- Goliyapur Location in Uttar Pradesh, India
- Coordinates: 27°03′56″N 78°51′23″E﻿ / ﻿27.06544°N 78.85652°E
- Country: India
- State: Uttar Pradesh
- District: Mainpuri
- Tehsil: Karhal

Area
- • Total: 0.798 km^{2} (0.308 sq mi)

Population (2011)
- • Total: 748
- • Density: 937/km^{2} (2,430/sq mi)
- Time zone: UTC+5:30 (IST)

= Goliyapur =

Village in Uttar Pradesh, India

Goliyapur is a village in Barnahal block of Mainpuri district, Uttar Pradesh, India. As of 2011, it had a population of 748, in 152 households.

== Demographics ==
As of 2011, Goliyapur had a population of 748, in 152 households. This population was 53.3% male (399) and 46.7% female (349). The 0-6 age group numbered 93 (57 male and 36 female), or 12.4% of the total population. 97 residents were members of Scheduled Castes, or 13.0% of the total.

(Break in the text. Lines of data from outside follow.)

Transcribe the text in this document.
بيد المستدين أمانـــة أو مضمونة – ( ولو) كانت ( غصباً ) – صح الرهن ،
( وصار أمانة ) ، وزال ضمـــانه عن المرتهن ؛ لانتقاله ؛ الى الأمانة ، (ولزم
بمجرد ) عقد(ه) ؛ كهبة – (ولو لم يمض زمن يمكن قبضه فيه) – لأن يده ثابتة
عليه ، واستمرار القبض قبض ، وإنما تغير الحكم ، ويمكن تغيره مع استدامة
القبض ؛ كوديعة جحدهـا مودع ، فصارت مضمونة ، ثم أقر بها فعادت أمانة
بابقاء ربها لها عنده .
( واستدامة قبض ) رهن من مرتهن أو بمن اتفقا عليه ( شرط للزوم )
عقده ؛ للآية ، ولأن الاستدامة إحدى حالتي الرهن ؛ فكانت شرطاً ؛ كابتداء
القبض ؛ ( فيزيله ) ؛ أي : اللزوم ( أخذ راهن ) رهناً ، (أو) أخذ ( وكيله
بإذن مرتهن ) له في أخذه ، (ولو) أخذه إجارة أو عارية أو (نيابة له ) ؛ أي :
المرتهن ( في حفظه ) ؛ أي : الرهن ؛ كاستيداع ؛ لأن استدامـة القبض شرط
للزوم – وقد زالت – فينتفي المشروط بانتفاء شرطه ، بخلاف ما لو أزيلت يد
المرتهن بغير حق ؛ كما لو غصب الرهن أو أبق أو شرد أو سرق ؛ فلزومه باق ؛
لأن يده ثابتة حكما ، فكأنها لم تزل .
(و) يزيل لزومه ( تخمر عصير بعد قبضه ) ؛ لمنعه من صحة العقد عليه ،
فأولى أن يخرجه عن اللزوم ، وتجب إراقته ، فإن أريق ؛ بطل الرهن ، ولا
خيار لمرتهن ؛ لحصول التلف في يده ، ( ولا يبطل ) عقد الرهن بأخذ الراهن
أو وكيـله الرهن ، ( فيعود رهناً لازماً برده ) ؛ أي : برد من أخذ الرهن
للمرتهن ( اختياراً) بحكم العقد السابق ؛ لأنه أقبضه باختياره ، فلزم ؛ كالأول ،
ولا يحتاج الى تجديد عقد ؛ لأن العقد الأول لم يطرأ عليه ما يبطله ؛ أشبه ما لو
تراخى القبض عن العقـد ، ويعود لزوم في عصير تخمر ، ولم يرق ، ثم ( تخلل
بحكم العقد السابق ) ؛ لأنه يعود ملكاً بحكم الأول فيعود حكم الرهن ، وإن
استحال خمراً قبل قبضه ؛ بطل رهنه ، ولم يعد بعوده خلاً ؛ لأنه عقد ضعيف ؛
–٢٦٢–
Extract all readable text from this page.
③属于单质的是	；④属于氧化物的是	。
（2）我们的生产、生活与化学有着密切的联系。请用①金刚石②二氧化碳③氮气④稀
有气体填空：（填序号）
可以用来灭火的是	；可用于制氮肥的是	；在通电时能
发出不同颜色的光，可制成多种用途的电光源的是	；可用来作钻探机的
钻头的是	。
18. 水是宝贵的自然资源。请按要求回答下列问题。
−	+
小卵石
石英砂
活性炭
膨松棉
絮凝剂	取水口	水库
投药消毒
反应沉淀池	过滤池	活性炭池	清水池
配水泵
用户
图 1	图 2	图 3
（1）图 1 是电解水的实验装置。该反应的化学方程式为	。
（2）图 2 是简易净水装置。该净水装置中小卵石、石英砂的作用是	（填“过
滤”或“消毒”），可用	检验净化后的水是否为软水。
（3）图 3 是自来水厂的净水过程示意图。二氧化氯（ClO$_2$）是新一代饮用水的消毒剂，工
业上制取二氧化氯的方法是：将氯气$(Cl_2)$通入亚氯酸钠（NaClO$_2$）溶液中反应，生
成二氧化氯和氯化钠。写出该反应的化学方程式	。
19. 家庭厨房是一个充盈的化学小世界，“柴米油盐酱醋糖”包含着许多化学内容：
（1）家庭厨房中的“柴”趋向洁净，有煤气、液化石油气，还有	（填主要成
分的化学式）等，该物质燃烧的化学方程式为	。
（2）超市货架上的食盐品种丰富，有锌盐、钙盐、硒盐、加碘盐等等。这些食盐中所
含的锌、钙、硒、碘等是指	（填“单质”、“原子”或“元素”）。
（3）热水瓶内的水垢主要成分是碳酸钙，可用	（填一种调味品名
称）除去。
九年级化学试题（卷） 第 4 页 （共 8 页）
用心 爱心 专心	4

The 1961 census recorded Goliyapur as comprising 1 hamlet, with a total population of 387 people (195 male and 192 female), in 66 households and 37 physical houses. The area of the village was given as 201 acres.

== Infrastructure ==
As of 2011, Goliyapur had 1 primary school; it did not have any kind of healthcare facility. Drinking water was provided by hand pump and tube well; there were no public toilets. The village had a public library, as well as at least some access to electricity for all purposes. There was no post office. Streets were made of a mix of both kachcha and pakka materials.